A new startup hopes to squeeze into the crowded market for network discovery and mapping with a proprietary technology that overcomes limitations of existing techniques.
Insightix Ltd. last week launched its DID (Dynamic Infrastructure Discovery) technology, which officials claim can detect and identify the 10 to 40 percent of elements that other passive or dynamic discovery mechanisms fail to find. The unique technology does both active and passive real-time, dynamic network discovery without exacting significant overhead on the network or on devices. It does not use agents to gather data.
“Active network discovery suffers from an inability to completely and accurately detect all elements found on a network,” said Ofir Arkin, chief technology officer and co-founder of Insightix, in Raanana, Israel. “For example, active discovery tools cant see behind firewalls. Passive discovery is installed at a choke point on the network and looks at network activity to draw conclusions about elements. But if the traffic doesnt go through that choke point, the passive system wont be aware of those elements.”
Insightixs DID technology is a proprietary, passive operating system fingerprint tool that can “look inside a communication, and with very few packets it can identify granular information about components on a network,” said Arkin.
DID gathers information about what devices are communicating with one another and what applications and protocols are running. The system can also detect inactive or deliberately concealed devices; the location of each PC, server or switch; and dynamic network changes that can indicate the addition of unauthorized PCs or rogue access points.

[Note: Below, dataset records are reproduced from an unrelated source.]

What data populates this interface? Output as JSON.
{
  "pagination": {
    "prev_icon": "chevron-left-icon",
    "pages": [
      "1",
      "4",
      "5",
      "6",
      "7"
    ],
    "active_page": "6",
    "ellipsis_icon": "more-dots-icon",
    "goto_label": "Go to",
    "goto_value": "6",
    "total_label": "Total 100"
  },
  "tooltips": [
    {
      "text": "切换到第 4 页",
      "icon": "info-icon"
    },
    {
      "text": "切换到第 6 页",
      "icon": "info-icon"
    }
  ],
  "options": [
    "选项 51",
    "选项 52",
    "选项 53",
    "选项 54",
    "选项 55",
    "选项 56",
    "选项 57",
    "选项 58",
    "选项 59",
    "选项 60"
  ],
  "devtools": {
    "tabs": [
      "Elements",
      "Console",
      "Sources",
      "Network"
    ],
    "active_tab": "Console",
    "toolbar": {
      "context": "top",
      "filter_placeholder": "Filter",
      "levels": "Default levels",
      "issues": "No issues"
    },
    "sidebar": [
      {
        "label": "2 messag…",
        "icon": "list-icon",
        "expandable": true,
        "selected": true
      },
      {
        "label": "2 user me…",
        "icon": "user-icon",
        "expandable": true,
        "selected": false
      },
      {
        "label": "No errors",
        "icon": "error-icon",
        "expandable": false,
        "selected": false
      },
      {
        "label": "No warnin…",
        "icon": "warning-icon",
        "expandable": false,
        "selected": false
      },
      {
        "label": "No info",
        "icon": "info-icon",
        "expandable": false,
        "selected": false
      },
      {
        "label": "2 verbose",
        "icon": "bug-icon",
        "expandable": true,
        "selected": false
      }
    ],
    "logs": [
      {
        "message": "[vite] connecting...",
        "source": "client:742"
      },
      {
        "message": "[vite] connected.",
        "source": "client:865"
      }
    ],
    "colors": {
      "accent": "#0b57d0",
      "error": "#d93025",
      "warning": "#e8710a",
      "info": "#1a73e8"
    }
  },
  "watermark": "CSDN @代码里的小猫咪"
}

One beta tester working with the DID system found it to be more scalable than scanning-based discovery systems. “Once you get to 100 servers to actively scan, its not real-time anymore. We wanted to know in real time whats on our network,” said Brad Martin, senior security analyst at Chick-fil-A Inc., in Atlanta.
The product comprises collector and manager software components. Collectors are distributed on x86-based PCs on the network—typically between the networks access and distribution layers. The manager runs on a hardened Linux system. It is due this month and is priced starting at $4,000 for 100 devices.